Das frutas exportadas pelo Brasil para os EUA, manga, uva, mamão papaia, melão e melancia concentram o maior volume. As tarifas de 50%, anunciadas no ano passado, eram o resultado de 40% adicionados aos 10% base para manga e uva, enquanto mamão, melão e melancia recebem tarifas sazonais, a depender do período de safra nos EUA.
Após o anúncio, a manga foi incluída numa lista de exceções, garantindo os embarques, mas as demais frutas seguiram taxadas, o que derrubou em 70% os embarques, segundo a Abrafrutas. “O impacto da manga foi muito menor do que a gente imaginava que fosse ser. Já a uva, não. Na uva, a gente perdeu completamente a competitividade e não exportou praticamente nada, só mantendo alguns contratos para poder não perder o cliente, mesmo tendo prejuízo”, afirma Brandão.
Outro ponto ressaltado pelo diretor executivo da Abrafrutas é a janela de exportação para os EUA, com embarques concentrados no segundo semestre. Com isso, há dúvidas se o atual cenário ainda estará vigente quando iniciar a safra, dada a instabilidade gerada pelos diferentes anúncios feitos por Donald Trump desde então.
“Está todo mundo cético porque a cada hora é uma notícia diferente. Na sexta-feira era 10%, hoje virou 15% e amanhã pode ser outra situação. Então, ninguém sabe o que vai realmente acontecer”, completou Brandão.
Exportadores de pescados e café solúvel comemoram
Já o setor de pescados, que viu as vendas para os EUA caírem quase 7% em 2025, comemora a nova medida e vê ganho de competitividade. “Nós (pescados) ficamos taxados em 50%, ficando totalmente fora de competitividade.
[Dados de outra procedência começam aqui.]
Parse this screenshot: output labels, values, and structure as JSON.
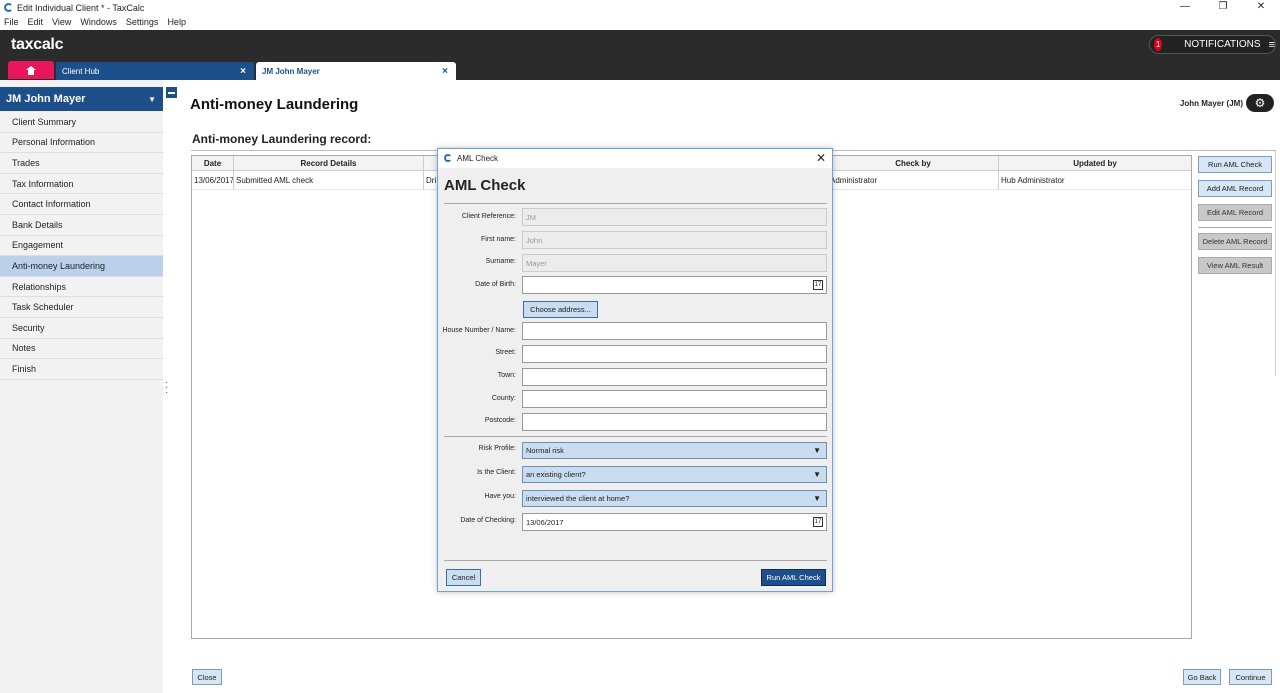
{
  "window": {
    "title": "Edit Individual Client * - TaxCalc",
    "minimize": "—",
    "restore": "❐",
    "close": "✕"
  },
  "menu": [
    "File",
    "Edit",
    "View",
    "Windows",
    "Settings",
    "Help"
  ],
  "header": {
    "logo": "taxcalc",
    "notifications_count": "1",
    "notifications_label": "NOTIFICATIONS",
    "menu_icon": "≡"
  },
  "tabs": {
    "hub": "Client Hub",
    "client": "JM John Mayer",
    "close": "×"
  },
  "sidebar": {
    "client_name": "JM John  Mayer",
    "chevron": "▼",
    "items": [
      {
        "label": "Client Summary"
      },
      {
        "label": "Personal Information"
      },
      {
        "label": "Trades"
      },
      {
        "label": "Tax Information"
      },
      {
        "label": "Contact Information"
      },
      {
        "label": "Bank Details"
      },
      {
        "label": "Engagement"
      },
      {
        "label": "Anti-money Laundering"
      },
      {
        "label": "Relationships"
      },
      {
        "label": "Task Scheduler"
      },
      {
        "label": "Security"
      },
      {
        "label": "Notes"
      },
      {
        "label": "Finish"
      }
    ],
    "active_index": 7
  },
  "main": {
    "title": "Anti-money Laundering",
    "user": "John Mayer (JM)",
    "gear": "⚙",
    "section_title": "Anti-money Laundering record:",
    "table": {
      "headers": [
        "Date",
        "Record Details",
        "",
        "",
        "Check by",
        "Updated by"
      ],
      "rows": [
        [
          "13/06/2017",
          "Submitted AML check",
          "Dri",
          "",
          "Administrator",
          "Hub Administrator"
        ]
      ]
    },
    "buttons": {
      "run": "Run AML Check",
      "add": "Add AML Record",
      "edit": "Edit AML Record",
      "delete": "Delete AML Record",
      "view": "View AML Result"
    },
    "close": "Close",
    "go_back": "Go Back",
    "continue": "Continue"
  },
  "modal": {
    "window_title": "AML Check",
    "close": "✕",
    "heading": "AML Check",
    "labels": {
      "client_ref": "Client Reference:",
      "first_name": "First name:",
      "surname": "Surname:",
      "dob": "Date of Birth:",
      "house": "House Number / Name:",
      "street": "Street:",
      "town": "Town:",
      "county": "County:",
      "postcode": "Postcode:",
      "risk": "Risk Profile:",
      "is_client": "Is the Client:",
      "have_you": "Have you:",
      "date_checking": "Date of Checking:"
    },
    "values": {
      "client_ref": "JM",
      "first_name": "John",
      "surname": "Mayer",
      "dob": "",
      "house": "",
      "street": "",
      "town": "",
      "county": "",
      "postcode": "",
      "risk": "Normal risk",
      "is_client": "an existing client?",
      "have_you": "interviewed the client at home?",
      "date_checking": "13/06/2017"
    },
    "calendar_glyph": "17",
    "select_arrow": "▼",
    "choose_address": "Choose address...",
    "cancel": "Cancel",
    "run": "Run AML Check"
  }
}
Se a gente conseguir reduzir de 50% para os 15%, que é aquilo que o presidente americano anunciou, ainda acho que foi uma conquista”, afirmou o presidente da Associação Brasileira das Indústrias de Pescados (Abipesca), Eduardo Lobo.
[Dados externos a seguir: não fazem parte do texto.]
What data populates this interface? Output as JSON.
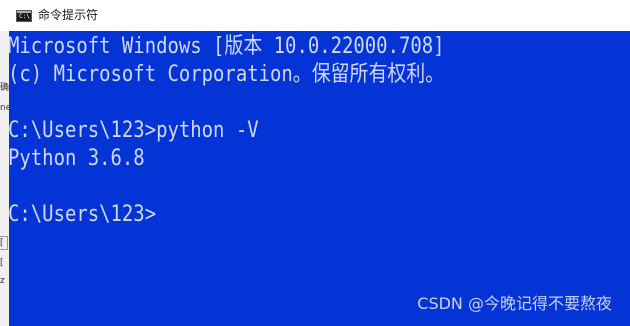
{
  "window": {
    "title": "命令提示符",
    "icon": "cmd-icon",
    "icon_text": "C:\\"
  },
  "left_fragments": [
    "确",
    "ne",
    "[",
    "[",
    "z"
  ],
  "console": {
    "background": "#0434d6",
    "foreground": "#cfd8ff",
    "lines": [
      "Microsoft Windows [版本 10.0.22000.708]",
      "(c) Microsoft Corporation。保留所有权利。",
      "",
      "C:\\Users\\123>python -V",
      "Python 3.6.8",
      "",
      "C:\\Users\\123>"
    ]
  },
  "watermark": "CSDN @今晚记得不要熬夜"
}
Segundo o dirigente, uma tarifa de 15% permitiria ao setor voltar a ser competitivo e a exportar um volume maior de peixes ao mercado americano. “Não é o ideal, mas é muito melhor”, enfatizou.
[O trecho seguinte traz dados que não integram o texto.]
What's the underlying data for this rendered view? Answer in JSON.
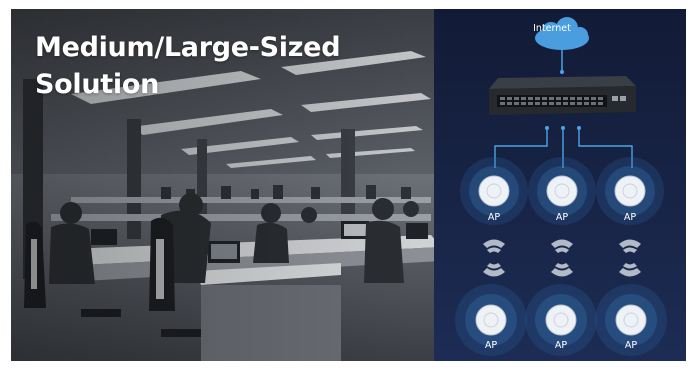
{
  "title": {
    "line1": "Medium/Large-Sized",
    "line2": "Solution"
  },
  "network": {
    "cloud_label": "Internet",
    "switch_icon": "network-switch-icon",
    "ap_icon": "ceiling-access-point-icon",
    "ap_labels": [
      "AP",
      "AP",
      "AP",
      "AP",
      "AP",
      "AP"
    ]
  },
  "colors": {
    "panel_top": "#121b36",
    "panel_bottom": "#1d2c54",
    "accent_blue": "#4aa3e6",
    "cloud": "#4a9ee0",
    "text": "#ffffff"
  }
}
A indústria de café solúvel também comemorou o anúncio do governo americano de uma tarifa global de 15% que, se for mantida, substitui a taxa de 50% que estava em vigor sobre este produto do Brasil. O diretor executivo da Associação Brasileira da Indústria de Café Solúvel (Abics), Aguinaldo Lima, ressalta, porém, que há necessidade de acordos comerciais para dar suporte a este mercado.
“A situação estava ficando pior a cada mês nas vendas com aquele que é o maior cliente de café solúvel do Brasil. Agora, a gente entra em um novo patamar, seja de 10% ou 15% a tarifa, mas que coloca todos os fornecedores em circunstâncias iguais”, disse o executivo.